Diesel prices are up 4c a litre, with petrol up 2c in the last month, according to the November AA Ireland fuel price survey.

The motoring organisation said this rise in prices will put real pressure on motorists, particularly those who depend on their vehicles for work, school runs and daily commuting.

The ongoing rise in prices means a majority of consumers expect to have less money to spend this Christmas and half plan to cut back on gifts and entertainment.

Last week’s November Credit Union Consumer Sentiment Index shows the pressure on household budgets from the cost-of-living crisis in which food, energy and a range of other goods and services continue to rise in price.

Stretched families are having to budget, dip into their savings to fund the festive celebrations and some are even borrowing.
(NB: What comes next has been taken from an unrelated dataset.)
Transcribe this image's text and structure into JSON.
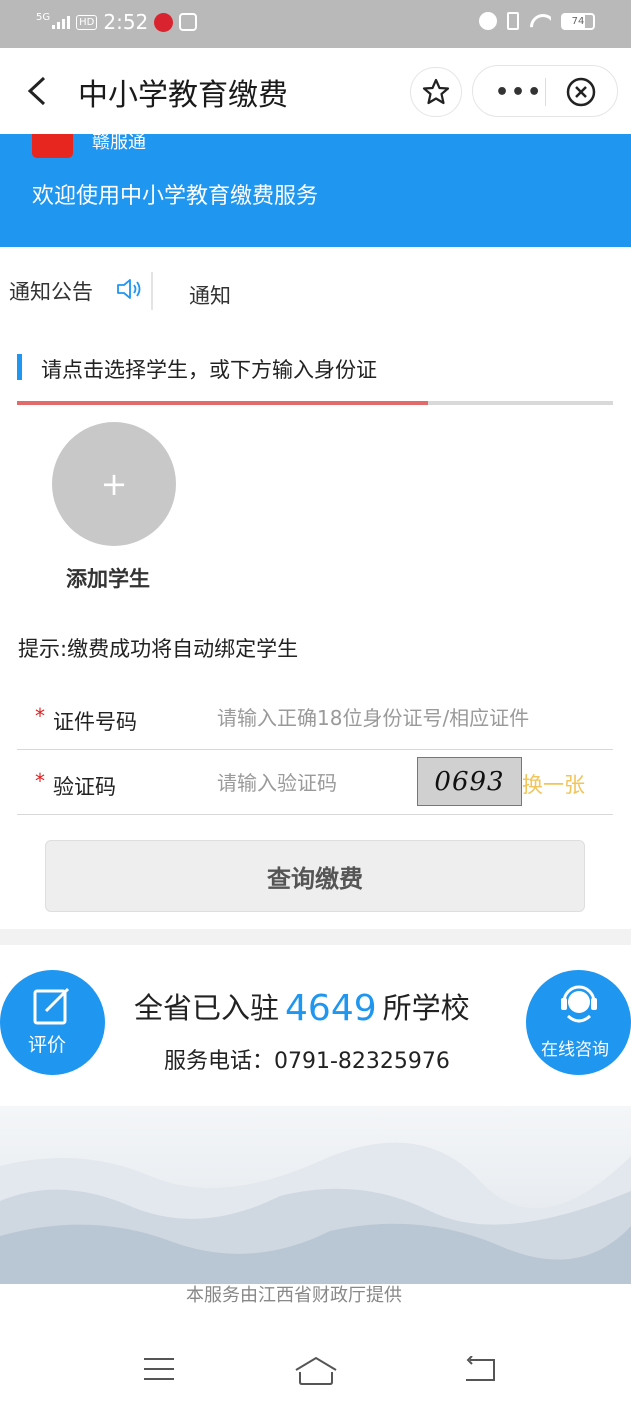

The survey found that 52pc of Irish consumers said they have less money to spend on Christmas than they had a year ago. Only 9pc said they have more spending power this year.

Surveyors found that 53pc of consumers plan to cut back on Christmas entertainment, with 50pc saying they will spend less on presents this year.

Some 42pc of consumers will fund their Christmas spending with their income, down on 47pc a year ago.

The numbers relying on savings are up, but so, too, are numbers borrowing or relying on help from family and friends.